Benzer sıkıntılar özgürlükler, hukuk ve demokrasi gibi alanlarda da yaşandığından ve bu hususlarda da tecrübesizlik ağır bastığından 1950’li yıllarının ortalarından itibaren siyasî çalkantılar ve çekişmeler yoğunlaştı. İktidar muhalefet ilişkileri giderek sertleşmeye başladı. Ancak şartlar ne olursa olsun halkın çoğunluğunun DP’nin yanında olduğu yapılan seçimlerde çok net şekilde ortaya çıkmıştı. 1960’lara gidilirken CHP Genel Başkanı İsmet İnönü’nün “bahar taarruzu” sloganıyla başlattığı iktidara geçme girişimi, seçim yoluyla başarılı olunamayacağı kanaatinden kaynaklanan nedenlerle mecrasını değiştirdi. DP iktidarını keşin olarak “ al aşağı etme” kararında olan sivil ve askeri bürokrasi, CHP muhalefetiyle psikolojik, örgütsel bağlantılar kurarak, illegal iş birliği ve dayanışma yaparak 27 Mayıs askeri müdahalesini hazırladı.

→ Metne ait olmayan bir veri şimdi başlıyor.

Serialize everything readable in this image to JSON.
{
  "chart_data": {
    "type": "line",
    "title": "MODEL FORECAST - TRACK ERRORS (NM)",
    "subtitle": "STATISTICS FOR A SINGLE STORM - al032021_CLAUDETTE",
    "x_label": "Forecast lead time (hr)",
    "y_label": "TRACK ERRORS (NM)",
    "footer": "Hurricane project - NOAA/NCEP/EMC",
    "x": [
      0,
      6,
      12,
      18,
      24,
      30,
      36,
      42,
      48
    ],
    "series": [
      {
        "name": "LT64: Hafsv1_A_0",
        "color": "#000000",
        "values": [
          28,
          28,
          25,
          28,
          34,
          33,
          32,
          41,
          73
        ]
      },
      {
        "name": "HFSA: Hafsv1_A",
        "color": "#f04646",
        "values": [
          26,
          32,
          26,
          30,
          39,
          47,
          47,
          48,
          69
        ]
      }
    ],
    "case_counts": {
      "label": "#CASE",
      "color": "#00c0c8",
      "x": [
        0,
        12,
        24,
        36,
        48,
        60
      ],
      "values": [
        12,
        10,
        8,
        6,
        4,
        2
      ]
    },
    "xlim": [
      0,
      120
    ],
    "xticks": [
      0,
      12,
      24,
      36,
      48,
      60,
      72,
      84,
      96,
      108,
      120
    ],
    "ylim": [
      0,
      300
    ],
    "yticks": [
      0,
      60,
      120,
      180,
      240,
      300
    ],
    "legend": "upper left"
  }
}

Bu müdahaleyi yapanlar “karşı devrim” olarak nitelendirdikleri 14 Mayıs’ın rövanşını alma coşkusundaydılar. Ancak müdahalenin maliyeti ağır oldu. Milletimiz 50 yıldan beri bu olayın toplumsal, sosyal, ekonomik ve ideolojik bedelini ödemekten yorgun düştü. Demokrasinin, millî egemenliğin kurumsal anlamda yerleşmesi, demokratik geleneklerin oluşması, bir kültür olarak benimsenmesi 27 Mayıs ve sonrasında yapılan askerî müdahalelerle önemli ölçüde engellendi. Yarım yüzyıldır yaşanan bütün bu sıkıntılara ve toplumun gelişme trendinin kesilmesi girişimlerine rağmen Türkiye’nin ekonomik, sosyal ve politik planda dünyanın sayılı ülkelerinden biri olması, araştırmacılar nezdinde 21. yüzyıla damgasını vuracak birkaç ülke arasında zikredilmesi Türk milletinin engin kabiliyetinin ve büyüklüğünün ifadesidir.